We don’t normally think of being nervous about meeting the Christ-child, even though he is the King of all the world. Perhaps it’s due to the unfortunate accident that “child” rhymes with “mild,” and conditions the tone taken by so many Christmas hymns. The Christmas baby is described as “tender and mild” (Silent Night); laying down his “sweet head” in a manger and not ever crying (Away in a Manger); a “gentle Lamb” in whose hands I am (Gentle Jesus, Meek and Mild). All happiness. All peaceful. Christmas cards with sweet scenes of folded hands, radiant beams, admiring angels, gentle lambs and nuzzling oxen, a revering Mary and Joseph.
But there is another way to look at the Nativity.
There were some people who were not so eager to welcome the Christ child into the world. When the three kings from the Orient arrived in Jerusalem, they asked Herod about some newborn king of the Jews. And “when King Herod heard this, he was greatly troubled” (Matt 2:3). The extent of his troubled spirit is commemorated three days later, on December 28, although most of us have already moved on to think of New Year’s Eve. It is the Feast of the Holy Innocents. When Herod realizes “that he had been deceived by the magi, he became furious. He ordered the massacre of all the boys in Bethlehem and its vicinity two years old and under” (Matt 2:16).
If this were a fairy tale, you might imagine a nasty king going to extremes to protect himself from Christmas. He might command all Christmas cards burned, or fir trees in a 50-mile radius cut down so no one can put up a Christmas tree. Unfortunately, real life can be even harsher than fairy tales, and real kings can be grimmer than the Brothers Grimm ever imagined. Jeremiah had prophesied: “A voice was heard in Ramah, sobbing and loud lamentation; Rachel weeping for her children” (Matt 2:18).
This resistance to Christ led G. K. Chesterton to imagine the first Christmas in a different light. Chesterton (1874–1936) was an English writer, novelist, philosopher, and convert to Catholicism, which he defended in a number of books. One of those books was a history of the interaction of God with the human race, titled Everlasting Man, and was the very book that Lewis said paved the way to his own conversion to Christianity. In it, Chesterton describes the first Christmas as if the high King had to come undercover.
Jesus’s birth was literally an underground affair, because around Bethlehem shelters for animals (stables) were dug into the hillside as caves. So Chesterton imagines the “very horse-hoofs of Herod passed like thunder over the sunken head of Christ.…There is in this buried divinity an idea of undermining the world; of shaking the towers and palaces from below; even as Herod the great king felt the earthquake under him and swayed with his swaying palace.”
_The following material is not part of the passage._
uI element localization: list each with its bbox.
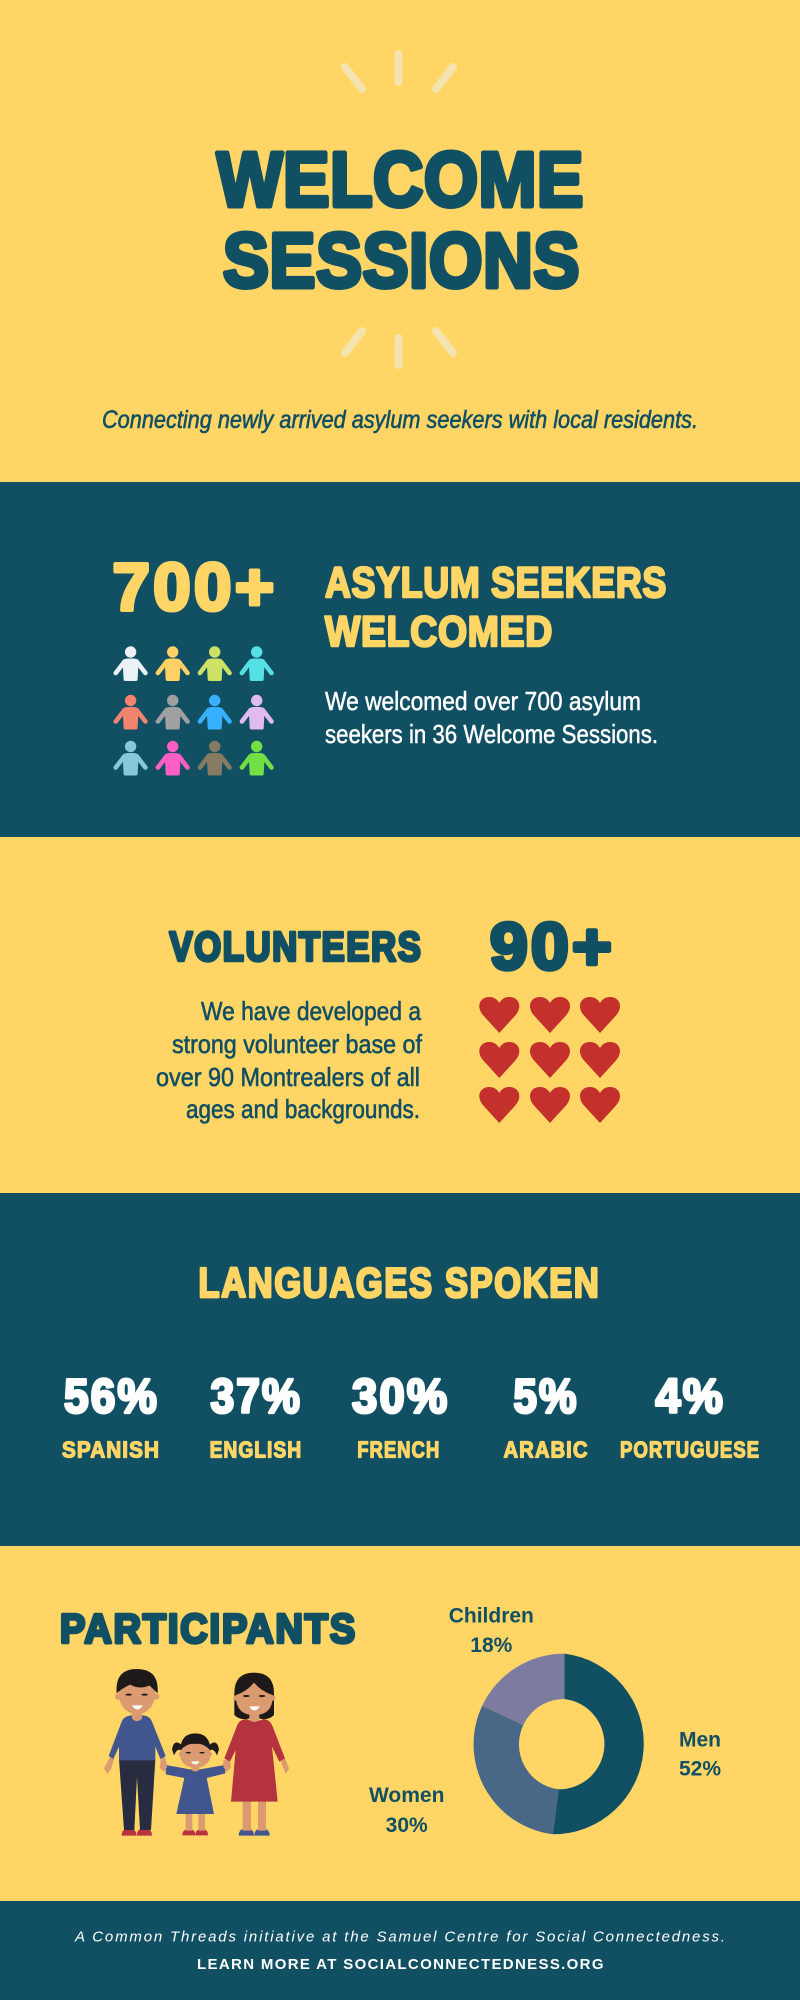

God was being smuggled into his own creation! The first Christmas was in stealth, worthy of an adventure tale. “The rejoicings in the cavern were rejoicings in a fortress or an outlaw’s den; properly understood it is not unduly flippant to say they were rejoicings in a dug-out.” The High King was sneaking under dark of night into his own Kingdom, and Herod did not like it.
On the surface, the Christ child seems harmless, but he has come to befriend the poor and helpless, and that makes him a threat to the rich and selfish. Christmas upsets the mighty who mistakenly think they possess their wealth or power for their own self-gratification. Actually, the gifts they have are only on loan to them. Their wealth and power is intended to be put in service to the high King, who has commanded them used in a preferential option for the poor. And now, at Christmas, the high King was coming to balance the books. That is why Herod and the Roman Empire eventually put him to death. The rumor that the Messiah is afoot worried them, and the rumor may still cause consternation to many today.
Perhaps we do not take the Incarnation seriously enough because no real demands are made on us by the “gentle Jesus, meek and mild.” Perhaps our faith needs to be stirred up by a more powerful figure than we see on many of our Christmas cards. Perhaps He will ask us, too, whether we have been acting in justice.
So the Christmas story combines two characteristics of God. There is the power and might of the Son of God, which threatens the selfish and corrupt rulers of this world. But there is also mercy, which we see in the undignified position the high King takes in order to enter his world. It is a mercy that we learn from those very pictures of the manger, which Chesterton says combine two ideas that are remote: “the idea of a baby and the idea of unknown strength that sustains the stars.” After anyone has glimpsed the Nativity scene, “there will always be some savour of religion about the mere picture of a mother and a baby; some hint of mercy and softening about the mere mention of the dreadful name of God.”
Just how low will God go? To an underground cave at His birth; to the underground realm of Hades after His death on a cross. Christmas is where justice and mercy kiss.